Likewise, another study shows women who spent up to four hours in a forest on two consecutive days had almost a 40 percent increase in white blood cells.

Where to unplug

“If I could teleport you to anywhere in the world and guide a walk for you, I’d choose the experimental forest on Maui,” says Page. “Of all the trails I’ve seen in the world, that one is extremely well suited for this practice. That being said, I’ve guided at Japanese gardens, botanical gardens, in the desert, on mountains, and they have all been awesome. In my current practice, I really enjoy guiding at the Switzer Falls trail in the Angeles National Forest. Personally, I really like trails with rivers or creeks, and especially waterfalls.”

In the U.S. there are no guidelines that qualify trails as shinrin-yoku ones. However, in Japan, shinrin-yoku trails are only labeled as such if blood-sampling studies show the natural killer cell count is raised to a certain level. In other words, forest bathing is a practice that’s taken very seriously there.

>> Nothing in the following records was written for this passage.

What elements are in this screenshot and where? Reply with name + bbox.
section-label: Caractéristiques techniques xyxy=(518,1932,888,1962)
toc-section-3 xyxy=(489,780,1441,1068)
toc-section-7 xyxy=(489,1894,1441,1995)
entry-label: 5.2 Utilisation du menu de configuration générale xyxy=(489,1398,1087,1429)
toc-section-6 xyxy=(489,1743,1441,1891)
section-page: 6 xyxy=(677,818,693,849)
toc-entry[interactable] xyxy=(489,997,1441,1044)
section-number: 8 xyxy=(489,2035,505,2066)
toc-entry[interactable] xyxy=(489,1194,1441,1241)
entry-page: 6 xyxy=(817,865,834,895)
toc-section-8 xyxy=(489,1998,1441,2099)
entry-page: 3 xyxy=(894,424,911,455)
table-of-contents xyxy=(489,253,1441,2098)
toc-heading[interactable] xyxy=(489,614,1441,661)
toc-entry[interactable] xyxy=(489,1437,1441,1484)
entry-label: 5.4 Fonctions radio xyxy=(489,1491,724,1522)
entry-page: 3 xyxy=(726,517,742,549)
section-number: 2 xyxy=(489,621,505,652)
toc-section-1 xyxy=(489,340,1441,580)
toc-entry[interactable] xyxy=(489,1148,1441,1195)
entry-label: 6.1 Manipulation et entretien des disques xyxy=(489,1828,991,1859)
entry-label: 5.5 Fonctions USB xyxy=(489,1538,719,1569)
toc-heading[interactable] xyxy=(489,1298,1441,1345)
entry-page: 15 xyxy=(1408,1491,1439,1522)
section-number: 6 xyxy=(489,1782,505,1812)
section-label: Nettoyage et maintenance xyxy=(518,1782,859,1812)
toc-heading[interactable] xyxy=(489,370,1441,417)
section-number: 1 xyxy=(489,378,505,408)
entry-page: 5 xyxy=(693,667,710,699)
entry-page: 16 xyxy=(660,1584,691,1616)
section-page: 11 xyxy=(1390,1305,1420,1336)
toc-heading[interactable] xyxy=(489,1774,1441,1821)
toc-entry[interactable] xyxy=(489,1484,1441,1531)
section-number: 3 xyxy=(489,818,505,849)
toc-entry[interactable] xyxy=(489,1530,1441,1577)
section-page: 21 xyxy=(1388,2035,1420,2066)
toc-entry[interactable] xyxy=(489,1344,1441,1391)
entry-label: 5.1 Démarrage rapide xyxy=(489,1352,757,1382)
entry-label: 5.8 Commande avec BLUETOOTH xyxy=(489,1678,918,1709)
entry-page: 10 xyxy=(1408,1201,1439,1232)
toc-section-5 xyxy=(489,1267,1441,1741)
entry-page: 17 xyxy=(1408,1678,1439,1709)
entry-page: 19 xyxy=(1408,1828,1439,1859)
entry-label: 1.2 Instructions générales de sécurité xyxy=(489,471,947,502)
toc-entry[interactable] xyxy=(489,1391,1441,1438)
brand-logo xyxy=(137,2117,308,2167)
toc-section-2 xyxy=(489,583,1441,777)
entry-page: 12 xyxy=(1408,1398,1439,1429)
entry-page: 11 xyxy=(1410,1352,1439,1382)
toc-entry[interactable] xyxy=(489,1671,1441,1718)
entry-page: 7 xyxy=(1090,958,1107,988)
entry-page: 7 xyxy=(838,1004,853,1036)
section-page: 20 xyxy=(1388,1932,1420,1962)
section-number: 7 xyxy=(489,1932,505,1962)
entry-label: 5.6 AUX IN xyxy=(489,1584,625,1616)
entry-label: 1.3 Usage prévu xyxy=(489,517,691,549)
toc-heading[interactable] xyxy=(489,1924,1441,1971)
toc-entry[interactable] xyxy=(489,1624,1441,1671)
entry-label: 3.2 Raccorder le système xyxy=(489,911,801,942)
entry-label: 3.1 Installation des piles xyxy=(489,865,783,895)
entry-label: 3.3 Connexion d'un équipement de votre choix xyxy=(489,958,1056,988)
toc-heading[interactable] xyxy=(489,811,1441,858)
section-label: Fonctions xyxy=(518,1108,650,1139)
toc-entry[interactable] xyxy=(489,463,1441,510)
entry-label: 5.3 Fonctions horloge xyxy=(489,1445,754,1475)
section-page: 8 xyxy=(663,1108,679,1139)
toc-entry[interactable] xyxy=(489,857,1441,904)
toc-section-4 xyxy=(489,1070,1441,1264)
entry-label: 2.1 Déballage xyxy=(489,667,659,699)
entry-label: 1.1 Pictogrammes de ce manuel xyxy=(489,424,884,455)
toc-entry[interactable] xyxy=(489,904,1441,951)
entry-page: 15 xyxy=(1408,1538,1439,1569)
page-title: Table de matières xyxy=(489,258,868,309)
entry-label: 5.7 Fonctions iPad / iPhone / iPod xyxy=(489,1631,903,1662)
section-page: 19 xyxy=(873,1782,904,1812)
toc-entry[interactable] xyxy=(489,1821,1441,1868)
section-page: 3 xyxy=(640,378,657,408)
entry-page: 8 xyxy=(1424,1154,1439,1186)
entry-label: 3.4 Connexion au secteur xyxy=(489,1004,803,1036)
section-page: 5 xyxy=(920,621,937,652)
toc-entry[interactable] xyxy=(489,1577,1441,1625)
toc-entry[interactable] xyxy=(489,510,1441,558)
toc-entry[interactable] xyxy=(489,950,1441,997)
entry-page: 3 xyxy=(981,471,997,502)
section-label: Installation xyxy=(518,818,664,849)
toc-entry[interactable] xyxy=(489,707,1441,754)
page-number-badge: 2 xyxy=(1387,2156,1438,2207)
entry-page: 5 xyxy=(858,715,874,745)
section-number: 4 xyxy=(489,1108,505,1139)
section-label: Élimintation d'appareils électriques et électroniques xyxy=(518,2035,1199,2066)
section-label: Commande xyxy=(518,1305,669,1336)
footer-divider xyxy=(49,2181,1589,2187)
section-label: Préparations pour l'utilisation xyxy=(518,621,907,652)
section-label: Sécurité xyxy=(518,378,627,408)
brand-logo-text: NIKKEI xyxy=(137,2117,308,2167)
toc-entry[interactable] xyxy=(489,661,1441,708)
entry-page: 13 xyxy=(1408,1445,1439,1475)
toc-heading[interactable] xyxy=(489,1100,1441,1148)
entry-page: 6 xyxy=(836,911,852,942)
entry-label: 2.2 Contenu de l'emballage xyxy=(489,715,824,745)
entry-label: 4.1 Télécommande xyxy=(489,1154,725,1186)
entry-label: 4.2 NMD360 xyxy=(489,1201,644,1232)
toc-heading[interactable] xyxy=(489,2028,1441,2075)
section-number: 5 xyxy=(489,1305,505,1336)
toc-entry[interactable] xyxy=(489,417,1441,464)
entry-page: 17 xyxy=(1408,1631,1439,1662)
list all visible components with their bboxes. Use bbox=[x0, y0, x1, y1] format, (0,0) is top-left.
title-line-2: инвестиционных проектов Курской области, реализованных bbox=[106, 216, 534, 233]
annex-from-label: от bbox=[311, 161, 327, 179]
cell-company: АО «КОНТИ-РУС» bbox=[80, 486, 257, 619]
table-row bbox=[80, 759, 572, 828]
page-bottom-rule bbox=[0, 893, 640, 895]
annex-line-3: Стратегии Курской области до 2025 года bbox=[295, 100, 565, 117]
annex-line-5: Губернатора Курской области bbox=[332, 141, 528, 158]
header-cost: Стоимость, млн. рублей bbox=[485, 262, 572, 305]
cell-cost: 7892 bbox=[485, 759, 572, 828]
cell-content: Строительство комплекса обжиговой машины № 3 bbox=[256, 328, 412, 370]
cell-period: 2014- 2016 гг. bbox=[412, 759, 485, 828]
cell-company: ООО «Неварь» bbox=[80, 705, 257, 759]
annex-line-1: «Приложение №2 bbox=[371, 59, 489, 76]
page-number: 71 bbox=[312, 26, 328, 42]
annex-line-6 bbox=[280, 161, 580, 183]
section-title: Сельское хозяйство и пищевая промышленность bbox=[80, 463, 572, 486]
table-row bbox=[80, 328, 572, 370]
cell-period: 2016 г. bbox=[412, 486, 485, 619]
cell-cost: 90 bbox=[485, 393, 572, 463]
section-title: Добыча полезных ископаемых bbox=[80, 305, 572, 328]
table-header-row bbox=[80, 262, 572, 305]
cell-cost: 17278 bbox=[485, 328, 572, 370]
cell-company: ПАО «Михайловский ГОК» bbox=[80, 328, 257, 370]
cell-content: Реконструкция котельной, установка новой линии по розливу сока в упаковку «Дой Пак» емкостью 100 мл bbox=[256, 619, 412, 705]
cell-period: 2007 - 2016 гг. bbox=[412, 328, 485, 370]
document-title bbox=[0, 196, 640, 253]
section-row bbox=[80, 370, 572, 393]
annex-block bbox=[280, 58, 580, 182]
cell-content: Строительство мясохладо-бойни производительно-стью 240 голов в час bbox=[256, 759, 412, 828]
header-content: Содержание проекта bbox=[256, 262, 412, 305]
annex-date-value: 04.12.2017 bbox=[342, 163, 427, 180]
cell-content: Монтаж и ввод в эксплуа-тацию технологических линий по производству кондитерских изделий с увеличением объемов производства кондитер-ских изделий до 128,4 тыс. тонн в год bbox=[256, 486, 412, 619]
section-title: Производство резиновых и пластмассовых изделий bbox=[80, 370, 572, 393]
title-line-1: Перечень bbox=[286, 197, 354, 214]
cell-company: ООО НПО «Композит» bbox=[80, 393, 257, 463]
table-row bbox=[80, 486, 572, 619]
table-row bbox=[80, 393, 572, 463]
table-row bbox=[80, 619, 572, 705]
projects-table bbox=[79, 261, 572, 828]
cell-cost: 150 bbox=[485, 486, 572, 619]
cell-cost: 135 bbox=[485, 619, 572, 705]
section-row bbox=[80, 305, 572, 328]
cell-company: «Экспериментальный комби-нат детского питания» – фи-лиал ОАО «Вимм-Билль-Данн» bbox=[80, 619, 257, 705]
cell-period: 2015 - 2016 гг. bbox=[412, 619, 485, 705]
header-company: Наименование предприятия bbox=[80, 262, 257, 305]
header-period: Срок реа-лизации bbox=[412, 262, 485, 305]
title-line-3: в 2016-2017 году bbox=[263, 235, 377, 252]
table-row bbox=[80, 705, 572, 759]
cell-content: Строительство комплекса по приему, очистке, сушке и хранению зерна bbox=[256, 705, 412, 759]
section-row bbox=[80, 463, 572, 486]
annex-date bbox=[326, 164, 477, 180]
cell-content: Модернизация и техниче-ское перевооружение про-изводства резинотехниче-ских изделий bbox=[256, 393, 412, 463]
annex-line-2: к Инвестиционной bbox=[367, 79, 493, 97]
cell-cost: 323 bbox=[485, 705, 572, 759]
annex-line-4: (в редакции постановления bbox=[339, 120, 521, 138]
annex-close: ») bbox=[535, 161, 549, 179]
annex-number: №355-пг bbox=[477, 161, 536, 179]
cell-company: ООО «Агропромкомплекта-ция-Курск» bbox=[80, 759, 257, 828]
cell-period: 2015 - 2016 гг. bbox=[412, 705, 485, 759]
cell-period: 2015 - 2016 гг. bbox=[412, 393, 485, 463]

“If you think about where yoga was 30 years ago and where it is today, you can understand that these practices move from the fringe to mainstream as people come to recognize their value,” Page says. “I can already see that this is quickly establishing itself.”

Amos Clifford, wilderness guide who founded the Association of Nature and Forest Therapy in 2012, concurs. He’s seen the interest firsthand while training guides since 2014. So far, he’s certified 130 guides from 11 countries and this year plans on training another 120 in California, Massachusetts, British Columbia, Australia and Ottawa.

Hotels are even getting in on the action. You can partake in forest bathing at Canyon Ranch in Tucson; Mohonk Mountain House 90 miles outside of New York City; The Mayflower Grace in Washington, Conn.; or at L’Auberge de Sedona under canopies of sycamore trees in Arizona’s red rock region.

Even though more studies need to be done to really understand the effect of nature on our brains, we all know traipsing through the woods can be beneficial. Even if you don’t live near a tree-lined trail, studies show that even just looking at greenery can boost your mood and lower your blood pressure. Either way, if you make time for it, your brain will thank you.

If you go:

To find a forest therapy guide, visit natureandforesttherapy.org.